L'economia carceraria non è così soltanto lavoro fine a se stesso, ma diventa un vero e proprio progetto sociale, capace di influire tanto sulla vita dei detenuti quanto su quella della società. E infatti crescono nelle case circondariali di tutto il paese progetti di istruzione, formazione e lavoro: gocce nel mare, forse, rispetto ai dati allarmistici sul soprannumero di detenuti nelle carceri italiane e le conseguenti difficoltà annesse, ma fondamentali per trasformare il tempo della pena in tempo di rieducazione e dignità, così come previsto dalla nostra Costituzione.

Carceri italiane alcuni dati

Secondo il XIV Rapporto sulle Condizioni di Detenzione in Italia, stilato dall'Osservatorio Antigone, al 31 dicembre 2017 i detenuti nelle carceri italiane erano 57.608, il 34% delle quali in custodia cautelare (quindi in attesa di sentenza definitiva). I reati per cui le persone sono detenute sono soprattutto reati contro il patrimonio (24,9%), reati contro la persone (17,7%) e reati previsti dal testo unico sugli stupefacenti (15,2%); il 4,9% dei detenuti è in carcere per condanne fino a un anno (ma la percentuale sale al 7,1% se si considerano i soli stranieri) e gli ergastolani sono i 4,6% del totale dei detenuti.

Se si guarda a uno degli obiettivi fondamentali del sistema penitenziario – quello cioè di “riempire di significato il tempo della pena” con attività formative, educative e lavorative - si scopre che la situazione è in miglioramento, ma presenta ancora forti criticità numeriche.

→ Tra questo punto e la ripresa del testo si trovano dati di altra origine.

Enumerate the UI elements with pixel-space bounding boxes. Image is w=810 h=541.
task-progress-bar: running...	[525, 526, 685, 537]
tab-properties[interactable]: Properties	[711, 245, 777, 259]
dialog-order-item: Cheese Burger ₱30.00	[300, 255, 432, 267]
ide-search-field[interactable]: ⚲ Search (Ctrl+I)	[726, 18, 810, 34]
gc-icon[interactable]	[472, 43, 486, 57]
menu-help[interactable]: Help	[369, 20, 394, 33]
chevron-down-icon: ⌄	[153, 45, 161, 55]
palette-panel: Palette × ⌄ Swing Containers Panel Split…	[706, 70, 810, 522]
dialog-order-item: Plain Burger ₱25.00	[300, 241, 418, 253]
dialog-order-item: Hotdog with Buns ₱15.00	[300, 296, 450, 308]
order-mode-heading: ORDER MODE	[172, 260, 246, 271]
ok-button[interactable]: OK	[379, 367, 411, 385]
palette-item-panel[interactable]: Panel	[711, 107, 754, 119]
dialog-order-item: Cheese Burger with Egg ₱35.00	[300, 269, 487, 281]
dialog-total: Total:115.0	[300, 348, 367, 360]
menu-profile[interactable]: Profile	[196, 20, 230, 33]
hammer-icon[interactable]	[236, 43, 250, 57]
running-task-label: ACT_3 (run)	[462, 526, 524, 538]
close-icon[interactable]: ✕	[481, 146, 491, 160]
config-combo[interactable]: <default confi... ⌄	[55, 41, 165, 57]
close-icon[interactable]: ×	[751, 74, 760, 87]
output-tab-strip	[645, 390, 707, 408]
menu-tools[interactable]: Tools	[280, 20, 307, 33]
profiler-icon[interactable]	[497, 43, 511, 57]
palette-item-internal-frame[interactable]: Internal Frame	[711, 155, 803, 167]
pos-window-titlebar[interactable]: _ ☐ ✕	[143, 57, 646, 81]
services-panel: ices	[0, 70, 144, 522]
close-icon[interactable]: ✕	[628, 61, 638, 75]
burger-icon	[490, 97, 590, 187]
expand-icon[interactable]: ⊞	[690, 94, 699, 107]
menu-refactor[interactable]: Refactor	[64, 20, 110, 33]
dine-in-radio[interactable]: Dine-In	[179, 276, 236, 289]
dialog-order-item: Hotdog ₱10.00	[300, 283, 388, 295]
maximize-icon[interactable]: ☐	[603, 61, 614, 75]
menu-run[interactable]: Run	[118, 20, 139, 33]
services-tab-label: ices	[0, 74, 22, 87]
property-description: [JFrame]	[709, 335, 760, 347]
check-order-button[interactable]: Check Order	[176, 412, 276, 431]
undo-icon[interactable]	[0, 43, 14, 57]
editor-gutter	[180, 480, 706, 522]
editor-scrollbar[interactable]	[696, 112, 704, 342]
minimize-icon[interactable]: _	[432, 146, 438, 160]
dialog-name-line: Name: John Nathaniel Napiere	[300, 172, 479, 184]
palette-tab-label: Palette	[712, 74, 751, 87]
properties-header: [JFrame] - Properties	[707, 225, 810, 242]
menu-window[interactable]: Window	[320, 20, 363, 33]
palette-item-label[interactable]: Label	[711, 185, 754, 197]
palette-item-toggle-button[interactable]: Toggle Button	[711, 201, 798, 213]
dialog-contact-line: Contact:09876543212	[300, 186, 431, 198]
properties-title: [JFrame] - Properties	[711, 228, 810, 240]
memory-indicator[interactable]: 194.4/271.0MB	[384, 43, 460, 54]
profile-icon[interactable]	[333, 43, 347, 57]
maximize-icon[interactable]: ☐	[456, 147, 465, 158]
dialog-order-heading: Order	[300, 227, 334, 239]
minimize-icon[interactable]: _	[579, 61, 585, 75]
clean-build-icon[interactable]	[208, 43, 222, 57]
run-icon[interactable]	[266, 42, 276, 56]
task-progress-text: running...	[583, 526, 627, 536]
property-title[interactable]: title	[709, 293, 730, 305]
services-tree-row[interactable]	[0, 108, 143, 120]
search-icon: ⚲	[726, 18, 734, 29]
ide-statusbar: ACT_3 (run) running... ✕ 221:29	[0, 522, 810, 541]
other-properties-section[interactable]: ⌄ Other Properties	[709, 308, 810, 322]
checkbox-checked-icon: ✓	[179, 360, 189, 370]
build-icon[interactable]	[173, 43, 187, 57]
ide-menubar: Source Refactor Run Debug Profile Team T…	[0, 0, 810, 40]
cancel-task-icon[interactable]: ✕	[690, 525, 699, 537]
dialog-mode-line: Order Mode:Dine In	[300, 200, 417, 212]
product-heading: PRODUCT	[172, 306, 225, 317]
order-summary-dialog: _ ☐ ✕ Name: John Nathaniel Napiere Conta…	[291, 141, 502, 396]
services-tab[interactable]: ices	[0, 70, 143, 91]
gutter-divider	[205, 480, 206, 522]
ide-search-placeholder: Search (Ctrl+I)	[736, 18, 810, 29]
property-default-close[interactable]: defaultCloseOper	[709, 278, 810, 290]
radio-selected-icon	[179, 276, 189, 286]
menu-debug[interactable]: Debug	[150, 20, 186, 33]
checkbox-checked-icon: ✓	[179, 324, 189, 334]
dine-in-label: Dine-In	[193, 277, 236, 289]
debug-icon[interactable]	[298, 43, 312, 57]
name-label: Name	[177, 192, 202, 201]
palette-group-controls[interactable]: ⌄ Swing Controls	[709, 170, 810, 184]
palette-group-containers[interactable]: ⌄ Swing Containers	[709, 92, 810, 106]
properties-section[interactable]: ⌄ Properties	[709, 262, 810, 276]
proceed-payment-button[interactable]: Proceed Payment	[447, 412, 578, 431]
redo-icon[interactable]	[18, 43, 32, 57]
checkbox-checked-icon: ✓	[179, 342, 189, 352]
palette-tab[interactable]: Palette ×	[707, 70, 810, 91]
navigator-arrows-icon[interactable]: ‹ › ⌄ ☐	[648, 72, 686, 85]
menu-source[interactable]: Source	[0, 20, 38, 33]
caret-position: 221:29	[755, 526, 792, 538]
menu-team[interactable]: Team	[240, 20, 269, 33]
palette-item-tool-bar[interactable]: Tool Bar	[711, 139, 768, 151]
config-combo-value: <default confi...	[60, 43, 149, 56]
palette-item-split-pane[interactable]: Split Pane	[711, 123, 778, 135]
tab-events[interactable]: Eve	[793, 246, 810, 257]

Il rapporto dell'Osservatorio Antigone evidenzia infatti che solo il 23% delle persone detenute partecipa a un corso scolastico di qualsiasi grado, con la Lombardia in testa quanto a percentuale di iscritti ai corsi (36,7% sul totale dei presenti in regione), seguita da Calabria (35%), Lazio (25,7%) e Umbria (24,1%).

Il tasso di occupazione in carcere è invece del 31,95% sul totale: nel 2017 nelle case di pena hanno lavorato 18.404 detenuti - con percentuali omogenee nelle diverse aree geografiche - ma solo il 2,2% di essi lavora per datori di lavoro diversi dall'amministrazione penitenziaria.

E anche qui è necessaria un'ulteriore specifica: di queste persone, solo l'1,7% lavora per titolari esterni al carcere ma restando all'interno della struttura penitenziaria. In tutto 949 persone, di cui 246 detenuti alle dipendenze di imprese (195 al Nord) e 703 di cooperative (di cui 195 al Nord). Le altre 17mila persone definite dall'amministrazione penitenziaria come “lavoranti” sono occupate dalla stessa amministrazione in servizi di istituto, ma si tratta di attività che non sono spendibili nel mondo esterno. Di fatto, quindi, inutili per il post pena, perché non creano un ponte con la società esterna e il mercato del lavoro, una volta usciti dal carcere.

Contro la recidiva. Un ponte con la società

Che le misure alternative, un carcere più umano e la possibilità di imparare un mestiere dietro le sbarre funzionino da contrasto alla recidiva, non è certo una novità. Maggiore attenzione al valore del tempo della pena - che altrimenti «non è che passa lento, ma passa tutto uguale» (dalle testimonianze raccolte dall'Osservatorio Antigone) – sono fondamentali.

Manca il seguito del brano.